Traverse City Record-Eagle

July 21, 2013

City could decide future of Hickory Hills Ski Area

BY BRIAN McGILLIVARY
bmcgillivary@record-eagle.com

---- — TRAVERSE CITY — A new city manager will arrive in time to help decide the fate of one of the city's largest recreational properties.

Jered Ottenwess begins his new job Monday and will attend the city commission's study session that begins at 7 p.m. in the Governmental Center. The commission will consider a request to fund half of an estimated $32,000 cost to hire a consultant to create a master plan for the Hickory Hills Ski Area.

The ski hill runs at an average annual loss of $100,000 and city commissioners have threatened to drop funding after this ski season. Mayor Michael Estes said he will push commissioners to decide Monday if they truly intend to stop funding ski operations.
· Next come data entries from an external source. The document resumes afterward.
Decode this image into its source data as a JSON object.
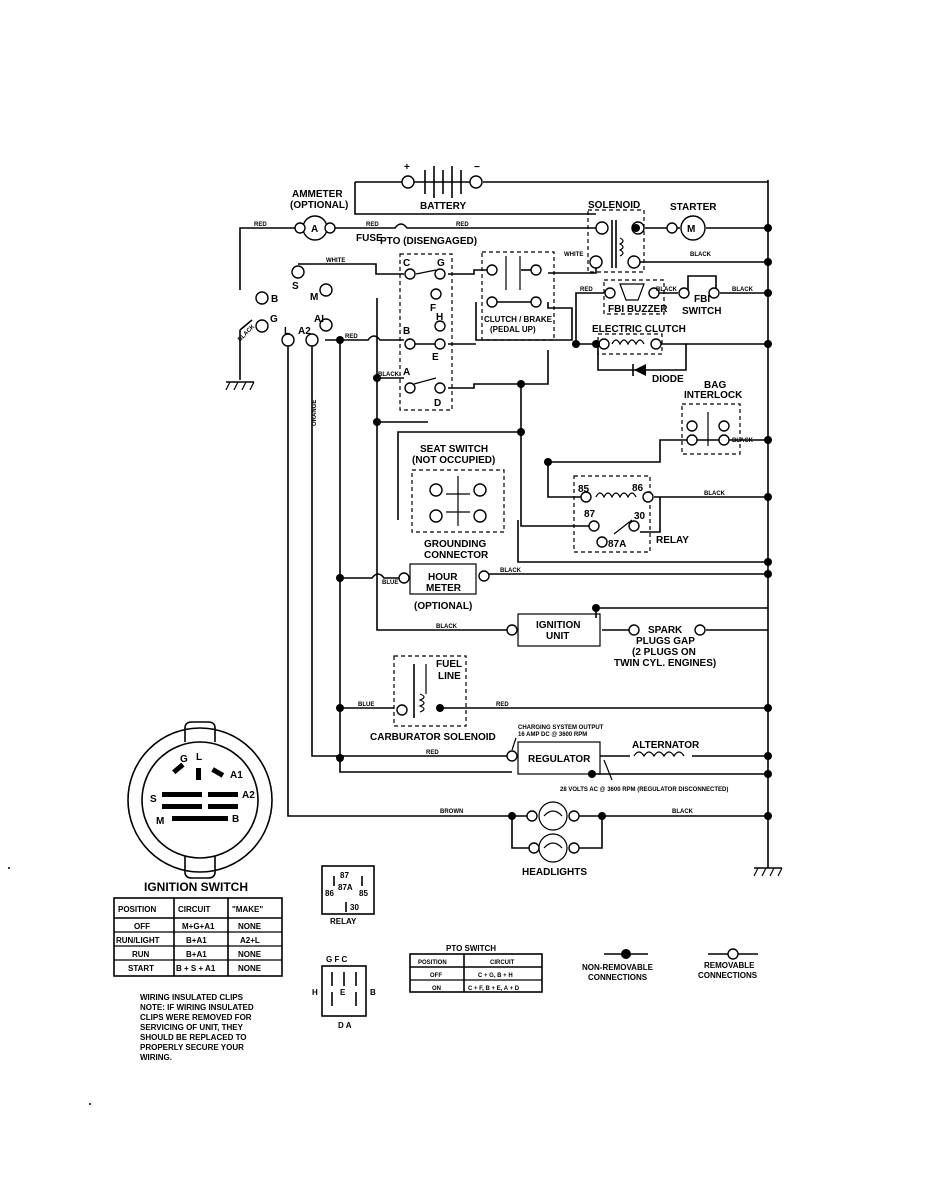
{
  "labels": {
    "battery": "BATTERY",
    "solenoid": "SOLENOID",
    "starter": "STARTER",
    "ammeter": "AMMETER",
    "ammeter_opt": "(OPTIONAL)",
    "fuse": "FUSE",
    "pto_dis": "PTO (DISENGAGED)",
    "fbi_buzzer": "FBI BUZZER",
    "fbi": "FBI",
    "switch": "SWITCH",
    "clutch_brake": "CLUTCH / BRAKE",
    "pedal_up": "(PEDAL UP)",
    "electric_clutch": "ELECTRIC CLUTCH",
    "diode": "DIODE",
    "bag": "BAG",
    "interlock": "INTERLOCK",
    "seat_switch": "SEAT SWITCH",
    "not_occupied": "(NOT OCCUPIED)",
    "grounding": "GROUNDING",
    "connector": "CONNECTOR",
    "relay": "RELAY",
    "hour": "HOUR",
    "meter": "METER",
    "hour_opt": "(OPTIONAL)",
    "ignition": "IGNITION",
    "unit": "UNIT",
    "spark": "SPARK",
    "plugs_gap": "PLUGS GAP",
    "two_plugs": "(2 PLUGS ON",
    "twin_cyl": "TWIN CYL. ENGINES)",
    "fuel": "FUEL",
    "line": "LINE",
    "carb_sol": "CARBURATOR SOLENOID",
    "charging1": "CHARGING SYSTEM OUTPUT",
    "charging2": "16 AMP DC @ 3600 RPM",
    "regulator": "REGULATOR",
    "alternator": "ALTERNATOR",
    "volts_ac": "28 VOLTS AC @ 3600 RPM (REGULATOR DISCONNECTED)",
    "headlights": "HEADLIGHTS",
    "plus": "+",
    "minus": "−"
  },
  "wires": {
    "red": "RED",
    "white": "WHITE",
    "black": "BLACK",
    "blue": "BLUE",
    "orange": "ORANGE",
    "brown": "BROWN"
  },
  "terminals": {
    "b": "B",
    "g": "G",
    "s": "S",
    "m": "M",
    "l": "L",
    "a2": "A2",
    "a1": "AI",
    "pc": "C",
    "pg": "G",
    "pf": "F",
    "ph": "H",
    "pb": "B",
    "pe": "E",
    "pa": "A",
    "pd": "D",
    "r85": "85",
    "r86": "86",
    "r87": "87",
    "r30": "30",
    "r87a": "87A",
    "meter_a": "A",
    "starter_m": "M"
  },
  "ignition_switch": {
    "title": "IGNITION SWITCH",
    "face": {
      "g": "G",
      "l": "L",
      "a1": "A1",
      "a2": "A2",
      "s": "S",
      "m": "M",
      "b": "B"
    },
    "headers": [
      "POSITION",
      "CIRCUIT",
      "\"MAKE\""
    ],
    "rows": [
      [
        "OFF",
        "M+G+A1",
        "NONE"
      ],
      [
        "RUN/LIGHT",
        "B+A1",
        "A2+L"
      ],
      [
        "RUN",
        "B+A1",
        "NONE"
      ],
      [
        "START",
        "B + S + A1",
        "NONE"
      ]
    ]
  },
  "relay_symbol": {
    "t87": "87",
    "t87a": "87A",
    "t86": "86",
    "t85": "85",
    "t30": "30",
    "label": "RELAY"
  },
  "pto_connector": {
    "top": "G F C",
    "h": "H",
    "e": "E",
    "b": "B",
    "bottom": "D A"
  },
  "pto_switch": {
    "title": "PTO SWITCH",
    "headers": [
      "POSITION",
      "CIRCUIT"
    ],
    "rows": [
      [
        "OFF",
        "C + G, B + H"
      ],
      [
        "ON",
        "C + F, B + E, A + D"
      ]
    ]
  },
  "legend": {
    "non_removable1": "NON-REMOVABLE",
    "non_removable2": "CONNECTIONS",
    "removable1": "REMOVABLE",
    "removable2": "CONNECTIONS"
  },
  "note": [
    "WIRING INSULATED CLIPS",
    "NOTE: IF WIRING INSULATED",
    "CLIPS WERE REMOVED FOR",
    "SERVICING OF UNIT, THEY",
    "SHOULD BE REPLACED TO",
    "PROPERLY SECURE YOUR",
    "WIRING."
  ]
}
"That's the issue the city commission has to address: are you serious about cutting off operational funds for the ski hill," Estes said. "If you are then a study makes a lot of sense. But if you are just going to drag it out and fund it in perpetuity, why do we need a study."

The study funding request comes from the support group Preserve Hickory Hills and the Grand Traverse Ski Club, which have worked with city and Garfield Township representatives on a solution.

Tim Werner, who works with both groups, said the ski hill needs a master recreational plan if it has any chance of obtaining foundation or state recreational grant funds.

"There is also a sense that Hickory Hills is run with a piecemeal ... fix it when it's broken approach," Werner said. "It's not received the best long-term approach for what we see as a very important recreational resource for our community."

The planning effort also would include Garfield Township with the intent to create a more cooperative, long-term effort to maintain the ski hill. The 125-acre, city-owned park is inside Garfield Township and is listed in the township's overall recreational plan.

The ski club and support group plan to chip in $4,000 each and will ask Garfield Township to contribute $8,000 to the study.

The timeline for the study extends until April 2014 and likely wouldn't allow time for the groups to come up with a funding plan for the 2014-2015 ski season, Werner said.

"We're hoping this effort will create some momentum and the political will to fund us one more year as a bridge," Werner said. "We need to find a long-term solution."

Ottenwess said he will spend part of Monday learning about the ski hill. He expects to participate in the conversation.

"But I won't have a recommendation," Ottenwess said. "There's a lot to learn before I get to a point of making any recommendation."